Probability is a branch of mathematics that deals with numerical representations of how likely an event or statement is to occur. In probability, complementary occurrences occur when two events are exhaustive and mutually exclusive. As a result, when one event occurs, the other cannot occur.
Complementary events
Complementary events are two occurrences that occur only if and only if the other does not occur. Two events must be mutually exclusive and exhaustive in order to be characterised as complimentary. The sum of complimentary occurrences’ probabilities must equal one. Only when there are exactly two outcomes can complementary events occur. If one occurrence can only happen if the other does not, the two events are said to be complimentary. A complement of an event can also be described as the set of outcomes that it does not produce. Allow A to be an occasion. A’ or Ac stands for the complement of A. The events such as A and A’ are mutually exclusive here.
When only two possibilities are feasible, complementary events occur in probability. Take, for example, passing or failing a test. An experiment’s set of outcomes is referred to as an event. As a result, the sample space will always be a subset of events.
Complementary Events Properties:
To be considered complementary events, two events must share specific characteristics. The following are the details:
- Complementary events are incompatible. This indicates that two complementing occurrences cannot happen at the same moment. Complementary events, in other words, are disjointed.
- Complementary activities are numerous. This means that an event must entirely fill the sample area, as well as its complement. Thus, S = A ∪ A’.

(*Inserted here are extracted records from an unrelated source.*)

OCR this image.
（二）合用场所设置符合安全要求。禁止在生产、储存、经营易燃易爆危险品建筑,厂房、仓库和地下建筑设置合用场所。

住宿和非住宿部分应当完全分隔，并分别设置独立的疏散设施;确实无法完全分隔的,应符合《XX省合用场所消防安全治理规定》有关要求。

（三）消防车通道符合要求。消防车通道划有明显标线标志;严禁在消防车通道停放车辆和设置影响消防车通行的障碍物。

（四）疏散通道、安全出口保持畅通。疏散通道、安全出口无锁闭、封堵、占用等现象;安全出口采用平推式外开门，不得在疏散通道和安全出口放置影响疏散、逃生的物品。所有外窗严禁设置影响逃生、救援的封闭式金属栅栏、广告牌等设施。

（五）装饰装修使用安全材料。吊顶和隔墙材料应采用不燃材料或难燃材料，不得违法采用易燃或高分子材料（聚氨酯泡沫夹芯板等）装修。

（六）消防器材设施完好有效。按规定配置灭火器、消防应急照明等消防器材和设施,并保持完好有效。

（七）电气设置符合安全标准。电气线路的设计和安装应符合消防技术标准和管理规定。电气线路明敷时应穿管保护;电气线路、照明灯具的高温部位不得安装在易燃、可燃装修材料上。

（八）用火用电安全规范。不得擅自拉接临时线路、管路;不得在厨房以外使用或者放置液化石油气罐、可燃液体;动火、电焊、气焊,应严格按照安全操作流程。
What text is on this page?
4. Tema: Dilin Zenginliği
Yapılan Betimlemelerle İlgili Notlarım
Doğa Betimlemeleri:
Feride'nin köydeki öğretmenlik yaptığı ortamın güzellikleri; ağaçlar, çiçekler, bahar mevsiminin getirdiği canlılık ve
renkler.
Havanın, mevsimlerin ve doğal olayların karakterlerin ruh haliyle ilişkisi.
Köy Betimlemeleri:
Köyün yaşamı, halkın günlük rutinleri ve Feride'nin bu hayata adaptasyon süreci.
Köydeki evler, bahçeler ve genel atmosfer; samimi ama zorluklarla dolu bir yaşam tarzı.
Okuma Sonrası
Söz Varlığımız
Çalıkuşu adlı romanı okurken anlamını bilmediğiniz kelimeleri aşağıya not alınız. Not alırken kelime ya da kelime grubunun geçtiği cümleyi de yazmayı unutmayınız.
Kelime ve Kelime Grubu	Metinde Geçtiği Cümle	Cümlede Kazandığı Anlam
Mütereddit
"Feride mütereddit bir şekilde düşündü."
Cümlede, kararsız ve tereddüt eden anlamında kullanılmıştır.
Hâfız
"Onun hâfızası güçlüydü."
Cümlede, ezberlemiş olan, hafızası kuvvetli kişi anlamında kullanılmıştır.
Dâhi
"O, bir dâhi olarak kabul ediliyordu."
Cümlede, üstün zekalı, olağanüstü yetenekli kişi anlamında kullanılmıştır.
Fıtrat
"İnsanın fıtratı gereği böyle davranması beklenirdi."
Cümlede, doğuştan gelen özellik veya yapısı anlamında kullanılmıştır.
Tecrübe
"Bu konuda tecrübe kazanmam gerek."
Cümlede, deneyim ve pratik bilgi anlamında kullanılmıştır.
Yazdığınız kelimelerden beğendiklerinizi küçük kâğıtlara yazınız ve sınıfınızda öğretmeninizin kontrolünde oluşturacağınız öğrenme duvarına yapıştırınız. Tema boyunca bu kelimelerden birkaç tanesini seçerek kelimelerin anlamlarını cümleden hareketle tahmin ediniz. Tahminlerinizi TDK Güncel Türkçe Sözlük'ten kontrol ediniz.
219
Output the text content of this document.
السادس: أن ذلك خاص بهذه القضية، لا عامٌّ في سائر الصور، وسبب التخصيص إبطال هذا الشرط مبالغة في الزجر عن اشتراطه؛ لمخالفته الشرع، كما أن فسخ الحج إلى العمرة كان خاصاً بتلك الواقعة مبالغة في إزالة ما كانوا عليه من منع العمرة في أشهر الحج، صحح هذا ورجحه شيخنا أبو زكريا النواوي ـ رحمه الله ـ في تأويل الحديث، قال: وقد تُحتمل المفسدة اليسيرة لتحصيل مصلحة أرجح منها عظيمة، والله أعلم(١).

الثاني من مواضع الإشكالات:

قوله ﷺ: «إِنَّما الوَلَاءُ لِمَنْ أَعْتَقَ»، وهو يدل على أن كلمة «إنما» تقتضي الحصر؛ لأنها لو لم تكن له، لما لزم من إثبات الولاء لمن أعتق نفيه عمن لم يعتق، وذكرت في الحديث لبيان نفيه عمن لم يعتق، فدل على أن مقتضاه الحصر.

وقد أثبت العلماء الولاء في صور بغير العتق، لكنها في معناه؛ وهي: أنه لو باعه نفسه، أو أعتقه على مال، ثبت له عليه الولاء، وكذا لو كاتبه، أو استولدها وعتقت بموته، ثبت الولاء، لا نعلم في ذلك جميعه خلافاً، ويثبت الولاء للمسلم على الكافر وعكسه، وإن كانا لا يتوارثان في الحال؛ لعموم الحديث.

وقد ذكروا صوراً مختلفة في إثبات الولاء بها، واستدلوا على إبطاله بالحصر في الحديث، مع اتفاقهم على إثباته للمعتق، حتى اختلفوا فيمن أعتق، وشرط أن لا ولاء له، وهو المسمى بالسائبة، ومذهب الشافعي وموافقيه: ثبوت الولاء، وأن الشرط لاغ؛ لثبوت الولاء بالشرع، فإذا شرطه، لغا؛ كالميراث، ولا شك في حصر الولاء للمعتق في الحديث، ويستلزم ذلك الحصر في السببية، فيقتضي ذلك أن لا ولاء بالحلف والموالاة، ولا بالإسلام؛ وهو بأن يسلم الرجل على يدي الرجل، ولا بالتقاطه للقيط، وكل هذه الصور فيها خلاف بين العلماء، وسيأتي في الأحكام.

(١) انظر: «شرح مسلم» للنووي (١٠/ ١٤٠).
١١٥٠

Rule Of Complementary Events:
The rule of complementary events asserts that the sum of an event’s probability of occurrence and its complement’s probability of occurrence is always 1. Let A represent an occurrence, and P(A) represent the probability of A occurring. As a result, P(A’) reflects the likelihood that A will not occur. This rule can then be stated numerically as follows.
P(A) + P(A’) = 1
P(A) = 1 – P(A’)
P(A’) = 1 – P(A)
These three mathematical statements are interchangeable.
Point to Remember:
- Complementary occurrences occur when one event occurs only if and only if the other does not.
- Events that are complementary are mutually exclusive and exhaustive.
- The sample space is made up of an event and its complement.
- P(A) + P(A’) = 1 is the complementary events rule.
- Events that are complimentary are always mutually exclusive. This indicates that no results will be shared between an event and its complement.
- All complementary events are always exhaustive. This indicates that the sample space is made up of the event’s outcomes and its complement.
Examples:
- A bag contains ten balls, two of which are black, three of which are red, one of which is blue, three of which are pink, and one of which is purple. Let X represent the occurrence of choosing the main colour. Determine P(X’).
Solution: X = 3 red and 1 blue
10 total balls
P(X) = 4 / 10 number of good outcomes
P(A’) = 1 – P(A) P(X’) = 1 – (4/ 10) = 6 / 10 using the complementary events rule
P(X’) = 6 / 10 is the correct answer.
- Using the complementary events rule, demonstrate that M and N are independent events if P(M N) = 1 – P(M’) P(N’).
Solution: P(M’) P(N’) = 1- P(M’) P(N’)
P(A’) = 1 – P according to the complementary events rule (A)
P(M U N) = 1 – [1 – P(M)] [P(N) – 1]
P(M U N) = 1 – [1 – P(M) – P(N) + P(M) + P(M) + P(M) + P(M) + P (M). P(N)]
P(M U N) = 1 – P(M) + P(N) – P (M). P(N)
P(M U N) = P(M) + P(N) – P(M N) (M). P(N)
As a result, proven.
- A number between 1 and 40 is picked at random. Determine the likelihood of not selecting a perfect square.
Solution: Consider Z’ to represent the occurrence of selecting a perfect square. The following is the sample space:
Z’ = 1, 4,, 9, 16, 25, and 36,
Total number of results = 40
Positive outcomes = 6 P(Z’) = 6 / 50.
P(Z) = 1 − (6/50) = 44/50
P(Z) = 44 / 50 is the answer.
Conclusion
- When one event occurs if and only if the other does not, such events are referred to as complementary events.
- Events that are complementary are mutually exclusive and exhaustive.
- The sample space is made up of an event and its complement.
- The complementary event rule is P(A) + P(A’) = 1.